Navios e aeronaves chinesas aproximam-se de Taiwan “de diferentes direções”, com foco em patrulhas para combate no mar e bloqueios de portos e áreas chave, disse o comando do Leste das forças chinesas.
O Ministério da Defesa de Taiwan afirmou que foram envolvidos 17 navios de guerra chineses e 125 aeronaves de Pequim -o maior número de aviões que a pasta detectou operando ao redor da ilha em um único dia.
A administração de Taiwan condenou o que chamou de “ato irracional e claramente provocativo” de Pequim, acrescentando que deixou suas forças de segurança em prontidão.
De acordo com a guarda costeira chinesa, quatro frotas de suas embarcações estavam realizando exercícios de patrulha nas águas ao redor da ilha.
“As ações do Exército de Libertação Popular serão intensificadas a cada provocação de ‘independência de Taiwan’, até que a questão de Taiwan seja completamente resolvida”, afirmou o Ministério da Defesa da China, em comunicado.
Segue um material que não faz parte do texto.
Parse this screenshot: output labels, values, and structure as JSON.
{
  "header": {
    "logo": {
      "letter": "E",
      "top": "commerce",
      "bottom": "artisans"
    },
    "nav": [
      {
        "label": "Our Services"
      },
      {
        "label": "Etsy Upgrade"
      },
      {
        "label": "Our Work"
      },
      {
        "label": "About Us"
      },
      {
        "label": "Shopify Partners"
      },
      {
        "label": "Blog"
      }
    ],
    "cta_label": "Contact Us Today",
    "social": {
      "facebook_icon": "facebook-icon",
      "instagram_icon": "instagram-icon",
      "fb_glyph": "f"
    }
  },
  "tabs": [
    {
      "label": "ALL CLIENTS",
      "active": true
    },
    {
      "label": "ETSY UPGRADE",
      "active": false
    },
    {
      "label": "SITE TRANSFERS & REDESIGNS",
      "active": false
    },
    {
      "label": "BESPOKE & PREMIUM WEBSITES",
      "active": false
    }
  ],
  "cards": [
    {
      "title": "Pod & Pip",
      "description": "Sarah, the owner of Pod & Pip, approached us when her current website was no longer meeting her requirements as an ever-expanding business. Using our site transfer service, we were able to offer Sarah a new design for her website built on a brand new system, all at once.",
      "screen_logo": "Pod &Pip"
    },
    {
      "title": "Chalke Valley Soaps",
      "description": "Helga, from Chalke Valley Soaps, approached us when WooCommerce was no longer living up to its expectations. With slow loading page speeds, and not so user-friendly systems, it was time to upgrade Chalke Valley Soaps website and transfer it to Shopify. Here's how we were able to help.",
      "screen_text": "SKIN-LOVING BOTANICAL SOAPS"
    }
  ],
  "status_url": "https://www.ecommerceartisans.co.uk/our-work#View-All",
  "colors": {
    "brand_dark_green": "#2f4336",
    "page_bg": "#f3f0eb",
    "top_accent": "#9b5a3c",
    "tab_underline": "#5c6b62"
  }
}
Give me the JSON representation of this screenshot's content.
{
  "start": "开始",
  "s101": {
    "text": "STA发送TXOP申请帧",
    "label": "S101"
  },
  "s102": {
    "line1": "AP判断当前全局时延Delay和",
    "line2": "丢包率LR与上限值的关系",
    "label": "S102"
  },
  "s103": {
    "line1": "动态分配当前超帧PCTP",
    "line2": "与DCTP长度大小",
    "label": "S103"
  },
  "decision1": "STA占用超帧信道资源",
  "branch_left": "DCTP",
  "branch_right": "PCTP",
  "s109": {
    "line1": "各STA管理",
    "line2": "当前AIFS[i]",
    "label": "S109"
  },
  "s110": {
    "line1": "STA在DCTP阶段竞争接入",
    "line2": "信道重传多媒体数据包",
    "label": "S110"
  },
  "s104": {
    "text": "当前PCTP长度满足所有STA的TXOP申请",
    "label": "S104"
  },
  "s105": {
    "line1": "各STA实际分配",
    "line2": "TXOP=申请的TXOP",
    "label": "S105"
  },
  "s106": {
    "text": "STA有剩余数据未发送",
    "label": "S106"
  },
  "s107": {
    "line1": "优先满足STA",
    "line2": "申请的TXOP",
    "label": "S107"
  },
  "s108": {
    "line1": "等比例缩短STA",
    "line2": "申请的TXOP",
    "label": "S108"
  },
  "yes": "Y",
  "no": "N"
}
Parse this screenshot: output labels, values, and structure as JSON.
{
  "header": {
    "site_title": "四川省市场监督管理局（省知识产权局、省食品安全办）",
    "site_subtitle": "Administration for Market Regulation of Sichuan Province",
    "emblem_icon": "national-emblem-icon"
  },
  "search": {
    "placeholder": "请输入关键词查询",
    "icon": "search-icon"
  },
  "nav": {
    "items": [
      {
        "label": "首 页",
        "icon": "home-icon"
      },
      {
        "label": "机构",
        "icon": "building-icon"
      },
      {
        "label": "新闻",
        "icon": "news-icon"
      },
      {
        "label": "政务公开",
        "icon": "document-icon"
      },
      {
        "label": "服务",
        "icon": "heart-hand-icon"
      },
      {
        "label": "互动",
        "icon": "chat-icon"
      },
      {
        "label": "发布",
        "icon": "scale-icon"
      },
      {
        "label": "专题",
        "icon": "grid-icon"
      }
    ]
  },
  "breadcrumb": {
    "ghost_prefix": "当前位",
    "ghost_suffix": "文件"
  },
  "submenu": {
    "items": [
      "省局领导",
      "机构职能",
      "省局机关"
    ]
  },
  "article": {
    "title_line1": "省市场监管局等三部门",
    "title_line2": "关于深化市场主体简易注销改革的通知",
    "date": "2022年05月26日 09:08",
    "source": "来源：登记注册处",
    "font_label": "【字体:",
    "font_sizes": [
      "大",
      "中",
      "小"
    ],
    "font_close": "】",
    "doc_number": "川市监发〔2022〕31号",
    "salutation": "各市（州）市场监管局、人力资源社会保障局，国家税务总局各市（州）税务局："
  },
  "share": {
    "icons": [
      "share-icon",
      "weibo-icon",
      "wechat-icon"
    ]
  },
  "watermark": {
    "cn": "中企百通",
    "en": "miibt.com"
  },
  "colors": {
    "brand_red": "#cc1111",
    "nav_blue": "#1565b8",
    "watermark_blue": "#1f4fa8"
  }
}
Pequim declarou que a ação desta segunda já foi completada.
Não foram realizados exercícios com munição real ou áreas de exclusão aérea. Em 2022, pouco depois da visita da então presidente da Câmara dos EUA, Nancy Pelosi, a Taiwan, a China disparou mísseis sobre a ilha.
A ação recente foi condenada pelos governos dos Estados Unidos e de Taiwan, além de aliados ocidentais como o Reino Unido e a União Europeia.
“Pedimos à RPC [República Popular da China] que atue com moderação e evite quaisquer ações adicionais que possam minar a paz e a estabilidade no estreito de Taiwan e na região”, disse o porta-voz do Departamento de Estado, Matthew Miller.
Outra autoridade do governo em Washington disse que não há justificativas para pressões do tipo por conta de um discurso de rotina e instou Pequim a evitar novas ações que coloquem em risco a estabilidade no estreito de Taiwan.
O presidente taiwanês prometeu proteger a ilha. “Diante das ameaças externas, gostaria de assegurar aos meus compatriotas que o governo continuará protegendo o sistema constitucional democrático e livre, resguardando a segurança nacional”, declarou ele no Facebook.
A União Europeia, por sua vez, afirmou em um comunicado que as atividades militares aumentam ainda mais as “tensões entre os dois lados do estreito”. O bloco também pediu às partes que se abstenham de ações que possam aumentar ainda mais as tensões.
O discurso de Lai, seu primeiro do chamado “duplo dez”, o dia nacional de Taiwan e referência à data, 10 de outubro, é um dos mais importantes de um presidente da ilha além de seu discurso de posse -esta ocorrida em maio deste ano.
Um mapa foi divulgado pela imprensa estatal chinesa mostrando área de ação no entorno da ilha e dentro do território neste domingo. A operação é chamada de Joint Sword 2024B -a de maio tinha mesmo nome, mas com a letra A no fim, e mapa com zonas semelhantes delimitadas.
Naquela ocasião, Pequim promoveu exercícios parecidos em torno da ilha e usou linguagem parecida à deste ano para se referir a Taipé. Lai e seu partido são vistos como uma força política anti-China, em comparação com outras colorações partidárias da ilha vistas externamente como mais abertas ao diálogo com Pequim.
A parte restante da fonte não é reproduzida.